O acontecimento está aí. A rolha explodiu; uma empresa familiar cede. E a verdadeira batalha, aquela entre «lacanianos puros e freudianos resistentes», retorna, como deve, à ordem do dia. Que batalha? A que deve ter lugar, como bem teve lugar a vitória dos newtonianos sobre a física aristotélica (a França resistiu um século!), aquela que permanecia escondida pelo fato de um freudo-lacanismo dominando a cena analítica há vinte anos, a que opõe, ao pensamento essencialmente dualista de Freud (pensamento do conflito), ao pensamento fundamentalmente ternário de Lacan (seu paradigma simbólico imaginário real, a partir do qual eram tratados por ele e devem ser tratados por seus alunos o conjunto dos problemas que se colocam à psicanálise). Tal é o «contencioso histórico que faz divisão há quase cinqüenta anos» (Miller), exatamente desde 1953, momento em que Lacan inventa seu ternário. A psicanálise deve, neste ponto, determinar-se. Saudemos que Jacques-Alain Miller, doravante, tome parte neste combate.

Votre, Jean Allouch

jallouch@noos.fr

Psicanalista. Último livro publicado: Le sexe du maître, Paris, Exils, 2000.

Notas

1 Título intraduzível se se quiser manter o jogo de homofonia e sentido. Guère em francês tem o sentido de pouco, pouquíssimo, não muito. Assim ficaria Não muita escola, guerra de escolas. Preferi mantê-lo em francês para insistir no significante que está na ordem do dia: Guerra. Este texto foi publicado no Libération de 11/09/01 e o traduzo com a autorização do autor para divulga-lo em português. (N. da T.)

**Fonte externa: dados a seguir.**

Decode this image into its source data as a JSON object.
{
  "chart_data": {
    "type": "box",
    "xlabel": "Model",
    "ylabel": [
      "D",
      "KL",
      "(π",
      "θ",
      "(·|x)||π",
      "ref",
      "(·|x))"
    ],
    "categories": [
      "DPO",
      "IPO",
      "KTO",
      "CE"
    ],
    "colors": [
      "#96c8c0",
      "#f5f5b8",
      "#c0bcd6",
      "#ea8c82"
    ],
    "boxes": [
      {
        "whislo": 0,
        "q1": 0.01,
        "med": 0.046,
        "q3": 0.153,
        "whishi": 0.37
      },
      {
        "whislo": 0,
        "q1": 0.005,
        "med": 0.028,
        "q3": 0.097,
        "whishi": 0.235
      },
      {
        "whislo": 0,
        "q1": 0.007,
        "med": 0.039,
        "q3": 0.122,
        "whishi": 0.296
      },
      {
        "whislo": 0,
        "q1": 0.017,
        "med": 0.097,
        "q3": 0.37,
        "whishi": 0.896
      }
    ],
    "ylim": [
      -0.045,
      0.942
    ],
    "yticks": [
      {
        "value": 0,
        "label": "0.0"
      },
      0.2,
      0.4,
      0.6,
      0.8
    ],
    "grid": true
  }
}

2 Na Grécia Antiga, a filha epiclérica, filha única sem ser herdeira, era acrescentada de alguma forma à herança. Se a filha epiclérica era casada, seus filhos eram considerados como filhos do avô materno e recebiam a sucessão. Se a filha epiclérica não era casada, o pai dispunha dela por testamento e adoção, para o filho e herdeiro, seu futuro genro. Na falta de testamento, a sucessão recai sobre o mais próximo parente que deve se casar com a moça. Em princípio, o herdeiro, se já é casado e a epiclérica se não tem filhos, devem divorciar. Na prática, o herdeiro é tido simplesmente em adotar a moça. O Levirato judeu é a obrigação da viúva se casar e procriar com o irmão do defunto para manter a patrilinearidade. (Pascale Camus-Walter, por e-mail). Allouch explica, também por e-mail, o que entende por transmissão epiclérica: O laço feito por Lacan, no momento da dissolução da EFP [Escola Freudiana de Paris] (mas isto remeteria a mais longe, antes de se cristalizar nesse momento), entre fracasso de escola e transmissão familiar parece-me dificilmente contestável historicamente. É este já um primeiro traço que faz pensar na transmissão epiclérica: a ausência de uma transmissão "normal" por falta de herdeiros (na ocasião aluno, a transmissão, se transmissão deve haver, tendo lugar eleito na escola), ao que vem responder a instalação de um dispositivo de exceção, mas que deve levar as coisas ao uso comum (dito de outro modo, à escola, se se trata bem de um ensino) depois de uma geração. Pude assim, convocando a transmissão epiclérica, dar corpo, consistência, à co-presença de certo número de outros traços aos quais estamos confrontados (especialmente o célebre "não contar para nada" ou ainda o "quando digo eu, meu eu é o de Lacan" de Jacques-Alain Miller, frases loucas se o são, mas que não estão mais referidas ao epicleriato), mas acolher neste lugar outros traços vindos em seguida a começar pela ausência de uma relação crítica a Lacan, o que é o mínimo que se pode esperar de um aluno.